Hanukkah

Hanukkah is a Jewish festival commemorating the rededication of the Second Temple in Jerusalem it is also known as the Festival of Lights.

 

Hanukkah is observed for eight nights and days, starting on the 25th day of Kislev according to the Hebrew calendar, which may occur at any time from late November to late December in the Gregorian calendar.

 

The festival is observed by lighting the candles of a candelabrum with nine branches, called a menorah (or Hanukkah). One branch is typically placed above or below the others and its candle is used to light the other eight candles.

 

This unique candle is called the Shamash. Each night, one additional candle is lit by the Shamash until all eight candles are lit together on the final night of the festival.

 

If for whatever reason one didn't light at sunset or nightfall, the lights should be kindled later, as long as there are people in the streets. Later than that, the lights should still be kindled, but the blessings should be recited only if there is at least somebody else awake in the house and present at the lighting of the Hanukkah lights.

 

Typically two blessings (brachot; singular:brachah) are recited during this eight-day festival when lighting the candles.
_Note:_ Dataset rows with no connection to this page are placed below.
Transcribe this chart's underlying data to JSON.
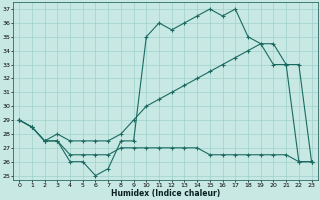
{
  "xlabel": "Humidex (Indice chaleur)",
  "bg_color": "#c8e8e4",
  "grid_color": "#96ccc8",
  "line_color": "#1a6a60",
  "xlim_min": -0.5,
  "xlim_max": 23.5,
  "ylim_min": 24.7,
  "ylim_max": 37.5,
  "xticks": [
    0,
    1,
    2,
    3,
    4,
    5,
    6,
    7,
    8,
    9,
    10,
    11,
    12,
    13,
    14,
    15,
    16,
    17,
    18,
    19,
    20,
    21,
    22,
    23
  ],
  "yticks": [
    25,
    26,
    27,
    28,
    29,
    30,
    31,
    32,
    33,
    34,
    35,
    36,
    37
  ],
  "line1_x": [
    0,
    1,
    2,
    3,
    4,
    5,
    6,
    7,
    8,
    9,
    10,
    11,
    12,
    13,
    14,
    15,
    16,
    17,
    18,
    19,
    20,
    21,
    22,
    23
  ],
  "line1_y": [
    29,
    28.5,
    27.5,
    27.5,
    26,
    26,
    25,
    25.5,
    27.5,
    27.5,
    35,
    36,
    35.5,
    36,
    36.5,
    37,
    36.5,
    37,
    35,
    34.5,
    33,
    33,
    26,
    26
  ],
  "line2_x": [
    0,
    1,
    2,
    3,
    4,
    5,
    6,
    7,
    8,
    9,
    10,
    11,
    12,
    13,
    14,
    15,
    16,
    17,
    18,
    19,
    20,
    21,
    22,
    23
  ],
  "line2_y": [
    29,
    28.5,
    27.5,
    28,
    27.5,
    27.5,
    27.5,
    27.5,
    28,
    29,
    30,
    30.5,
    31,
    31.5,
    32,
    32.5,
    33,
    33.5,
    34,
    34.5,
    34.5,
    33,
    33,
    26
  ],
  "line3_x": [
    0,
    1,
    2,
    3,
    4,
    5,
    6,
    7,
    8,
    9,
    10,
    11,
    12,
    13,
    14,
    15,
    16,
    17,
    18,
    19,
    20,
    21,
    22,
    23
  ],
  "line3_y": [
    29,
    28.5,
    27.5,
    27.5,
    26.5,
    26.5,
    26.5,
    26.5,
    27,
    27,
    27,
    27,
    27,
    27,
    27,
    26.5,
    26.5,
    26.5,
    26.5,
    26.5,
    26.5,
    26.5,
    26,
    26
  ]
}
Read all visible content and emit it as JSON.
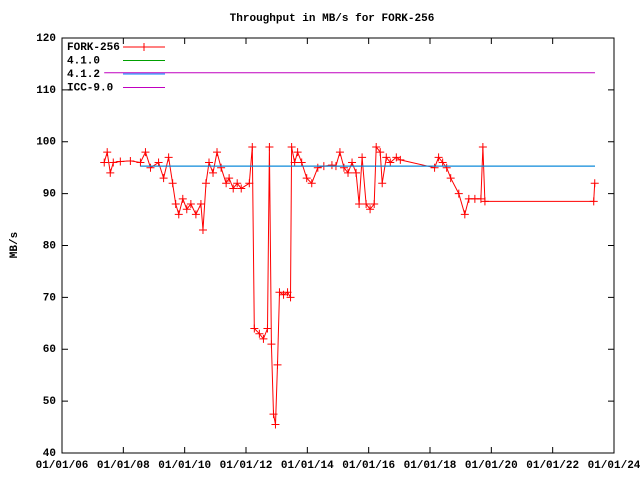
{
  "chart_data": {
    "type": "line",
    "title": "Throughput in MB/s for FORK-256",
    "ylabel": "MB/s",
    "xlim": [
      "01/01/06",
      "01/01/24"
    ],
    "xticks": [
      "01/01/06",
      "01/01/08",
      "01/01/10",
      "01/01/12",
      "01/01/14",
      "01/01/16",
      "01/01/18",
      "01/01/20",
      "01/01/22",
      "01/01/24"
    ],
    "ylim": [
      40,
      120
    ],
    "yticks": [
      40,
      50,
      60,
      70,
      80,
      90,
      100,
      110,
      120
    ],
    "legend": "top-left",
    "series": [
      {
        "name": "FORK-256",
        "color": "#ff0000",
        "marker": "plus",
        "x": [
          "05/17/07",
          "06/22/07",
          "07/28/07",
          "09/03/07",
          "11/26/07",
          "03/24/08",
          "07/22/08",
          "09/21/08",
          "11/20/08",
          "02/25/09",
          "04/24/09",
          "06/23/09",
          "08/10/09",
          "09/16/09",
          "10/22/09",
          "12/09/09",
          "01/26/10",
          "03/14/10",
          "05/13/10",
          "07/12/10",
          "08/06/10",
          "09/11/10",
          "10/17/10",
          "12/04/10",
          "01/21/11",
          "03/09/11",
          "05/08/11",
          "06/13/11",
          "08/01/11",
          "09/18/11",
          "11/05/11",
          "02/10/12",
          "03/15/12",
          "04/09/12",
          "06/08/12",
          "07/26/12",
          "09/13/12",
          "10/06/12",
          "10/30/12",
          "11/24/12",
          "12/17/12",
          "01/11/13",
          "02/04/13",
          "03/22/13",
          "05/09/13",
          "06/14/13",
          "06/27/13",
          "08/02/13",
          "09/07/13",
          "10/25/13",
          "12/24/13",
          "02/23/14",
          "05/04/14",
          "07/15/14",
          "10/20/14",
          "12/07/14",
          "01/24/15",
          "03/11/15",
          "04/29/15",
          "06/16/15",
          "08/03/15",
          "09/09/15",
          "10/14/15",
          "12/01/15",
          "01/18/16",
          "03/06/16",
          "03/30/16",
          "05/17/16",
          "06/10/16",
          "07/28/16",
          "09/15/16",
          "11/26/16",
          "01/13/17",
          "02/25/18",
          "04/12/18",
          "05/30/18",
          "07/17/18",
          "09/04/18",
          "12/09/18",
          "02/20/19",
          "04/07/19",
          "06/18/19",
          "08/29/19",
          "09/22/19",
          "10/16/19",
          "05/03/23",
          "05/15/23"
        ],
        "values": [
          96,
          98,
          94,
          96,
          96.2,
          96.3,
          96,
          98,
          95,
          96,
          93,
          97,
          92,
          88,
          86,
          89,
          87,
          88,
          86,
          88,
          83,
          92,
          96,
          94,
          98,
          95,
          92,
          93,
          91,
          92,
          91,
          92,
          99,
          64,
          63,
          62,
          64,
          99,
          61,
          47.5,
          45.5,
          57,
          71,
          70.5,
          71,
          70,
          99,
          96,
          98,
          96,
          93,
          92,
          95,
          95.3,
          95.5,
          95.3,
          98,
          95,
          94,
          96,
          94,
          88,
          97,
          88,
          87,
          88,
          99,
          98,
          92,
          97,
          96,
          97,
          96.5,
          95,
          97,
          96,
          95,
          93,
          90,
          86,
          89,
          89,
          89,
          99,
          88.5,
          88.5,
          92
        ]
      },
      {
        "name": "4.1.0",
        "color": "#00a000",
        "x": [
          "07/22/08",
          "05/18/23"
        ],
        "values": [
          95.3,
          95.3
        ]
      },
      {
        "name": "4.1.2",
        "color": "#0080ff",
        "x": [
          "07/22/08",
          "05/18/23"
        ],
        "values": [
          95.3,
          95.3
        ]
      },
      {
        "name": "ICC-9.0",
        "color": "#c000c0",
        "x": [
          "05/17/07",
          "05/18/23"
        ],
        "values": [
          113.3,
          113.3
        ]
      }
    ]
  }
}
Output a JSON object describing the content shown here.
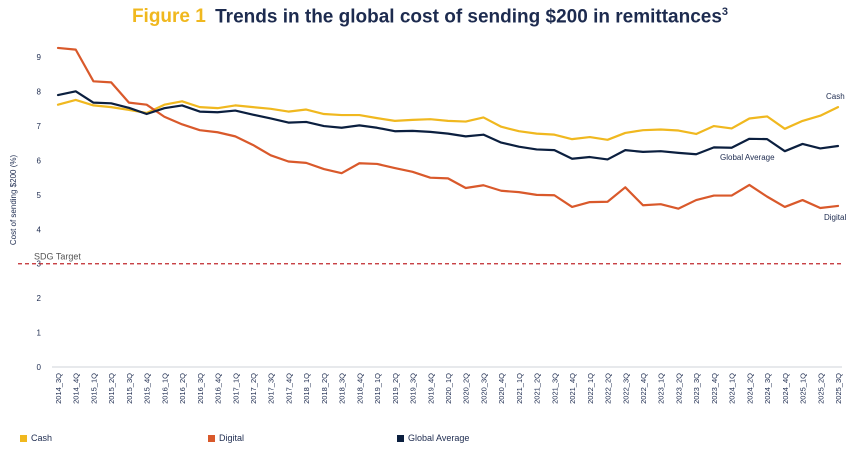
{
  "title": {
    "figure_label": "Figure 1",
    "text": "Trends in the global cost of sending $200 in remittances",
    "superscript": "3"
  },
  "chart_data": {
    "type": "line",
    "ylabel": "Cost of sending $200 (%)",
    "ylim": [
      0,
      9.5
    ],
    "yticks": [
      0,
      1,
      2,
      3,
      4,
      5,
      6,
      7,
      8,
      9
    ],
    "categories": [
      "2014_3Q",
      "2014_4Q",
      "2015_1Q",
      "2015_2Q",
      "2015_3Q",
      "2015_4Q",
      "2016_1Q",
      "2016_2Q",
      "2016_3Q",
      "2016_4Q",
      "2017_1Q",
      "2017_2Q",
      "2017_3Q",
      "2017_4Q",
      "2018_1Q",
      "2018_2Q",
      "2018_3Q",
      "2018_4Q",
      "2019_1Q",
      "2019_2Q",
      "2019_3Q",
      "2019_4Q",
      "2020_1Q",
      "2020_2Q",
      "2020_3Q",
      "2020_4Q",
      "2021_1Q",
      "2021_2Q",
      "2021_3Q",
      "2021_4Q",
      "2022_1Q",
      "2022_2Q",
      "2022_3Q",
      "2022_4Q",
      "2023_1Q",
      "2023_2Q",
      "2023_3Q",
      "2023_4Q",
      "2024_1Q",
      "2024_2Q",
      "2024_3Q",
      "2024_4Q",
      "2025_1Q",
      "2025_2Q",
      "2025_3Q"
    ],
    "series": [
      {
        "name": "Cash",
        "color": "#f0b81f",
        "end_label": "Cash",
        "values": [
          7.62,
          7.76,
          7.6,
          7.55,
          7.47,
          7.38,
          7.62,
          7.72,
          7.55,
          7.52,
          7.6,
          7.55,
          7.5,
          7.42,
          7.48,
          7.35,
          7.32,
          7.32,
          7.23,
          7.15,
          7.18,
          7.2,
          7.15,
          7.13,
          7.25,
          6.98,
          6.85,
          6.78,
          6.75,
          6.62,
          6.68,
          6.6,
          6.8,
          6.88,
          6.9,
          6.87,
          6.77,
          7.0,
          6.93,
          7.22,
          7.28,
          6.92,
          7.15,
          7.3,
          7.55
        ]
      },
      {
        "name": "Digital",
        "color": "#d9592b",
        "end_label": "Digital",
        "values": [
          9.27,
          9.22,
          8.3,
          8.27,
          7.68,
          7.62,
          7.27,
          7.05,
          6.88,
          6.82,
          6.7,
          6.45,
          6.15,
          5.97,
          5.93,
          5.75,
          5.63,
          5.92,
          5.9,
          5.78,
          5.67,
          5.5,
          5.48,
          5.2,
          5.28,
          5.12,
          5.08,
          5.0,
          4.99,
          4.65,
          4.79,
          4.8,
          5.22,
          4.7,
          4.73,
          4.6,
          4.85,
          4.98,
          4.98,
          5.29,
          4.95,
          4.65,
          4.85,
          4.62,
          4.68
        ]
      },
      {
        "name": "Global Average",
        "color": "#0b1f3f",
        "end_label": "Global Average",
        "values": [
          7.9,
          8.01,
          7.68,
          7.66,
          7.53,
          7.35,
          7.52,
          7.6,
          7.42,
          7.4,
          7.45,
          7.33,
          7.22,
          7.1,
          7.12,
          7.0,
          6.95,
          7.02,
          6.95,
          6.85,
          6.86,
          6.83,
          6.78,
          6.7,
          6.75,
          6.52,
          6.4,
          6.32,
          6.3,
          6.05,
          6.1,
          6.03,
          6.3,
          6.25,
          6.27,
          6.22,
          6.18,
          6.38,
          6.37,
          6.63,
          6.62,
          6.27,
          6.48,
          6.35,
          6.42
        ]
      }
    ],
    "reference_line": {
      "value": 3,
      "label": "SDG Target",
      "color": "#c0272d"
    },
    "legend": {
      "placement": "bottom",
      "items": [
        "Cash",
        "Digital",
        "Global Average"
      ]
    }
  }
}
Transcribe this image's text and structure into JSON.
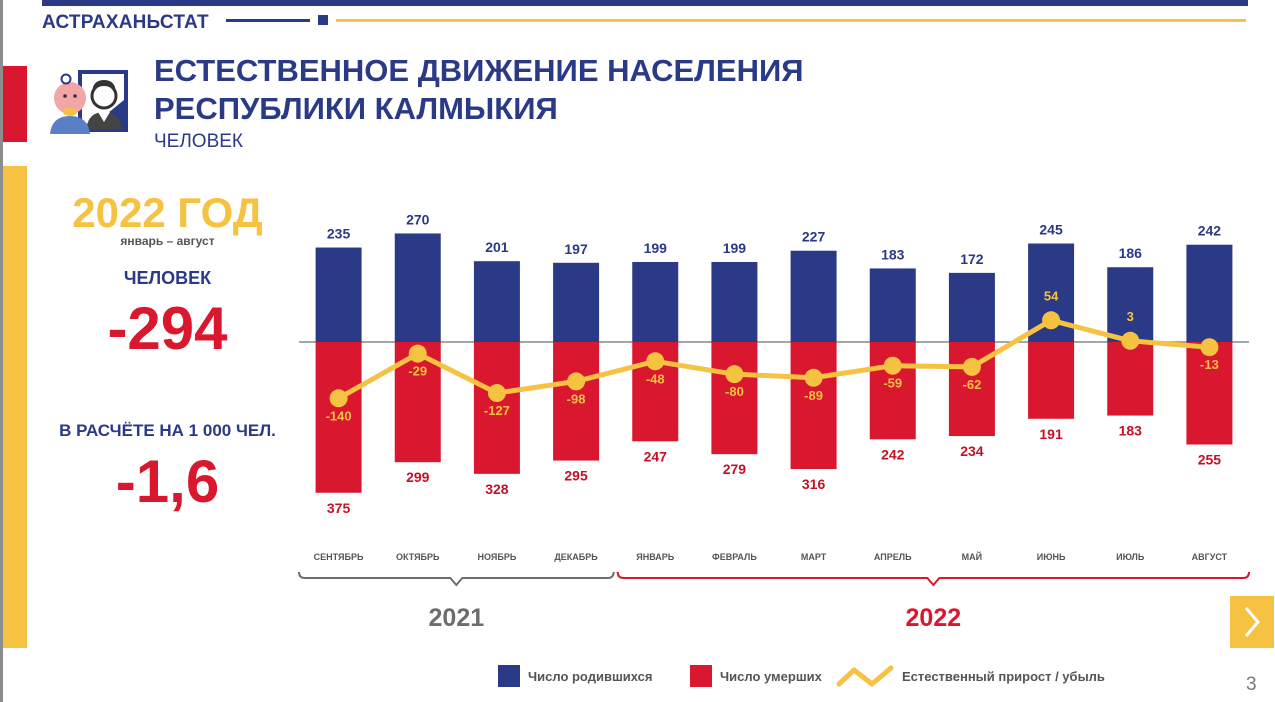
{
  "header": {
    "brand": "АСТРАХАНЬСТАТ"
  },
  "title": {
    "line1": "ЕСТЕСТВЕННОЕ ДВИЖЕНИЕ НАСЕЛЕНИЯ",
    "line2": "РЕСПУБЛИКИ КАЛМЫКИЯ",
    "subtitle": "ЧЕЛОВЕК"
  },
  "summary": {
    "year": "2022 ГОД",
    "period": "январь – август",
    "people_label": "ЧЕЛОВЕК",
    "total": "-294",
    "per1000_label": "В РАСЧЁТЕ НА 1 000 ЧЕЛ.",
    "per1000": "-1,6"
  },
  "colors": {
    "births": "#2b3a86",
    "deaths": "#d9172e",
    "growth": "#f5c242",
    "year2021": "#6d6d6d",
    "year2022": "#d9172e"
  },
  "chart_data": {
    "type": "bar",
    "categories": [
      "СЕНТЯБРЬ",
      "ОКТЯБРЬ",
      "НОЯБРЬ",
      "ДЕКАБРЬ",
      "ЯНВАРЬ",
      "ФЕВРАЛЬ",
      "МАРТ",
      "АПРЕЛЬ",
      "МАЙ",
      "ИЮНЬ",
      "ИЮЛЬ",
      "АВГУСТ"
    ],
    "series": [
      {
        "name": "Число родившихся",
        "type": "bar",
        "values": [
          235,
          270,
          201,
          197,
          199,
          199,
          227,
          183,
          172,
          245,
          186,
          242
        ]
      },
      {
        "name": "Число умерших",
        "type": "bar",
        "values": [
          375,
          299,
          328,
          295,
          247,
          279,
          316,
          242,
          234,
          191,
          183,
          255
        ]
      },
      {
        "name": "Естественный прирост / убыль",
        "type": "line",
        "values": [
          -140,
          -29,
          -127,
          -98,
          -48,
          -80,
          -89,
          -59,
          -62,
          54,
          3,
          -13
        ]
      }
    ],
    "groups": [
      {
        "label": "2021",
        "from": 0,
        "to": 3
      },
      {
        "label": "2022",
        "from": 4,
        "to": 11
      }
    ],
    "legend": "bottom"
  },
  "page": {
    "number": "3"
  }
}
On the first night, the shehecheyanu blessing is added, making a total of three blessings.

 

The blessings are said before or after the candles are lit depending on tradition. On the first night of Hanukkah one light (candle or oil) is lit on the right side of the menorah, on the following night a second light is placed to the left of the first but it is lit first, and so on, proceeding from placing candles right to left but lighting them from left to right over the eight nights

 

Other Hanukkah festivities include playing the game of dreidel, and eating oil-based foods, such as latkes and sufganiyot, and dairy foods.

 

Although a relatively minor holiday in strictly religious terms, Hanukkah has attained major cultural significance among secular Jews as a Jewish alternative to Christmas, and is often celebrated correspondingly fervently.

 

North Wales Fire & Rescue Service would like to offer fire safety advice to people celebrating Hanukkah.

 

Hanukkah is a time for celebration so please stay safe and follow our safety tips below.

 

Smoke Alarms

 

  • Smoke alarms save lives - so please make sure you have a working smoke alarm installed on every floor of your home. If there is a fire, a smoke alarm will immediately warn you, giving you and everyone in your home time to escape to safety.

 

Menorah candle fire safety

 

  • Never leave a lit menorah unattended.

 

  • The menorah should be made of non-flammable material only.

 

  • Never place the menorah near or under flammable material such as papers, curtains or books.

 

  • Do not walk around while holding a lit candle.

 

  • Put out candles before you leave a room and before you go to bed

 

  • Keep matches and lighters away from children - out of reach.

 

  • Supervise any child that lights a menorah. Place their menorah close to the child so they don't have to reach over another menorah.

 

Hanukkah - cooking safely

 

  • When frying, keep children away from the stove. Some people create a “3-foot” safety zone around the stove when the latkes are frying. Others use the further burners so children cannot reach the flames.

 

  • Take extra care when deep-fat frying or cooking with oil - hot oil can catch fire easily - use a thermostat controlled deep-fat fryer which will make sure the fat doesn't get too hot

 

  • Don't get distracted when you are cooking - turn off or turn down the heat if you have to leave the cooking unattended

 

  • Keep tea towels, clothes and electrical leads away from the cooker and hob

 

  • Make sure saucepan handles are not sticking out from the hob or over a naked flame

 

  • Remember to check that the oven or hob are switched off after you have finished cooking

 

  • In the event of a fire involving oil, do not use water to put it out!

 

If clothing catches fire

 

  • In the event that clothing catches fire - remember to STOP, DROP, COVER and ROLL:

 

  • Stop where you are. Do not run. Running can make things worse.

 

  • Drop to the ground. Lay flat with your legs out straight.

 

  • Cover your eyes and mouth with your hands.

 

  • Roll over and over and back and forth until the flames are out.

 

  • Get help straight away.

 

  • Then, COOL, CALL and COVER:

 

  • Cool the burn with running cool tap water for 20 minutes.

 

  • Call for help – 999, 111 or your local GP for advice.

 

  • Cover with cling film while transferring to a hospital/GP surgery.

 

 

Please have a happy and safe Hanukkah.